I’m a data scientist working on forecasting, rare-event prediction, and data infrastructure to support them. Over the past decade I’ve worked on client-driven projects in defense, security, academic, and non-governmental sectors. PhD in political science (2012), former US military intelligence officer (Army National Guard). American in Tallinn, Estonia.
On the side, I co-founded and organize PyData Tallinn, which has grown to 600+ members and collaborations with multiple global tech companies in Tallinn and Tartu. I am also data & ML program director for Digit.dev this year (2026).
I’ve learned over the years that I have a particular flavor as a data scientist:
- Paying attention to data quality, feature engineering, and larger design aspects of a problem often has had more value for me than clever modeling. For example, if human annotators can’t agree on how to label data, even a model performing at human level won’t be very accurate. I would usually rather use a well-understood model—e.g. gradient boosting, regularized regression—and spend time on data quality, validation, and sanity-checking predictions, than develop a more complex bespoke model without having time to test it.
- I want my data science code to follow good engineering practices: modular structure, unit and integration tests, type annotations. Lately a lot of my work has been refactoring research code and composing it to build more complex systems, and this is something I enjoy a lot.
- Modeling, design, and data choices should be reasonable and defensible to someone with domain expertise looking at the data or model output. If they are not, that’s a signal to change.
Where you can find me
What else is here
For a list of academic publications, see my research page.
For a period of time, I used to blog.
POLECAT event data: Some resources for the POLECAT event data, which is available at https://dataverse.harvard.edu/dataverse/POLECAT.
CAMEO Event Type Ontology: A web version of the CAMEO event types ontology, from the official PDF codebook on Phil Schrodt’s website.
et1000: the 1,000 most common Estonian words: Estonian is a somewhat boutique language. At the time I did this, you couldn’t find a list of the most commonly used Estonian words online, so I made this.
R packages
I wrote and maintain several open source R packages:
icews: The ICEWS event data consists of more than 270 million event data records extracted from global news stories. The raw data is delivered via dataverse. The icews R package automates the process of keeping an up to date local copy, using either a file- or SQLite-based storage backend.
states: I used to frequently work with global data for independent states. This package has some utility functions for making it easier to work with the two major lists of state system membership, Gleditsch & Ward and COW.

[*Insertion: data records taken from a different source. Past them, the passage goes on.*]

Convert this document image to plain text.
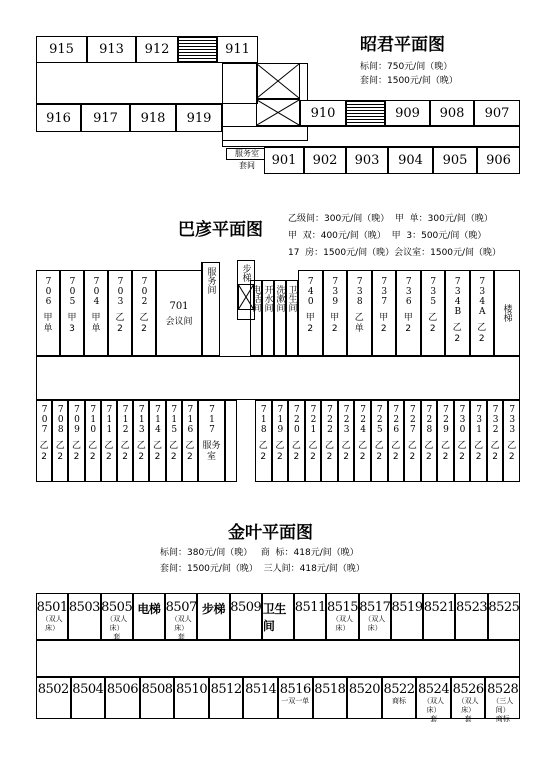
昭君平面图
标间：750元/间（晚）
套间：1500元/间（晚）
915	913	912	911
916	917	918	919	910	909	908	907
服务室
套间	901	902	903	904	905	906
巴彦平面图
乙级间：300元/间（晚）  甲  单：300元/间（晚）
甲  双：400元/间（晚）  甲  3：500元/间（晚）
17  房：1500元/间（晚）会议室：1500元/间（晚）
706
甲
单
705
甲
3
704
甲
单
703
乙
2
702
乙
2
701
会议间
服务间	步梯
电话间 开水间 洗漱间 卫生间 740
甲
2
739
甲
2
738
乙
单
737
甲
2
736
甲
2
735
乙
2
734B
乙
2
734A
乙
2
楼梯
707
乙
2
708
乙
2
709
乙
2
710
乙
2
711
乙
2
712
乙
2
713
乙
2
714
乙
2
715
乙
2
716
乙
2
717
服务室
718
乙
2
719
乙
2
720
乙
2
721
乙
2
722
乙
2
723
乙
2
724
乙
2
725
乙
2
726
乙
2
727
乙
2
728
乙
2
729
乙
2
730
乙
2
731
乙
2
732
乙
2
733
乙
2
金叶平面图
标间：380元/间（晚）   商  标：418元/间（晚）
套间：1500元/间（晚）  三人间：418元/间（晚）
8501
（双人床）
8503 8505
（双人床）
套
电梯 8507
（双人床）
套
步梯 8509 卫生间
8511 8515
（双人床）
8517
（双人床）
8519 8521 8523 8525
8502 8504 8506 8508 8510 8512 8514 8516
一双一单
8518 8520 8522
商标
8524
（双人床）
套
8526
（双人床）
套
8528
（三人间）
商标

spduration: Implements a time-varying covariate split-population duration regression model for survival data where an unknown portion of the cases are immune from failure. These are sometimes also called cure models.
Bonus trivia
The 5th most interesting thing about me is that at the 2017 MyFitness Madness City Race at the Tallinn Song Festival Grounds, I was, due to a clerical error, part of the best all-female team. (I had gone as a team with my wife and two other women. We have the trophy at home.)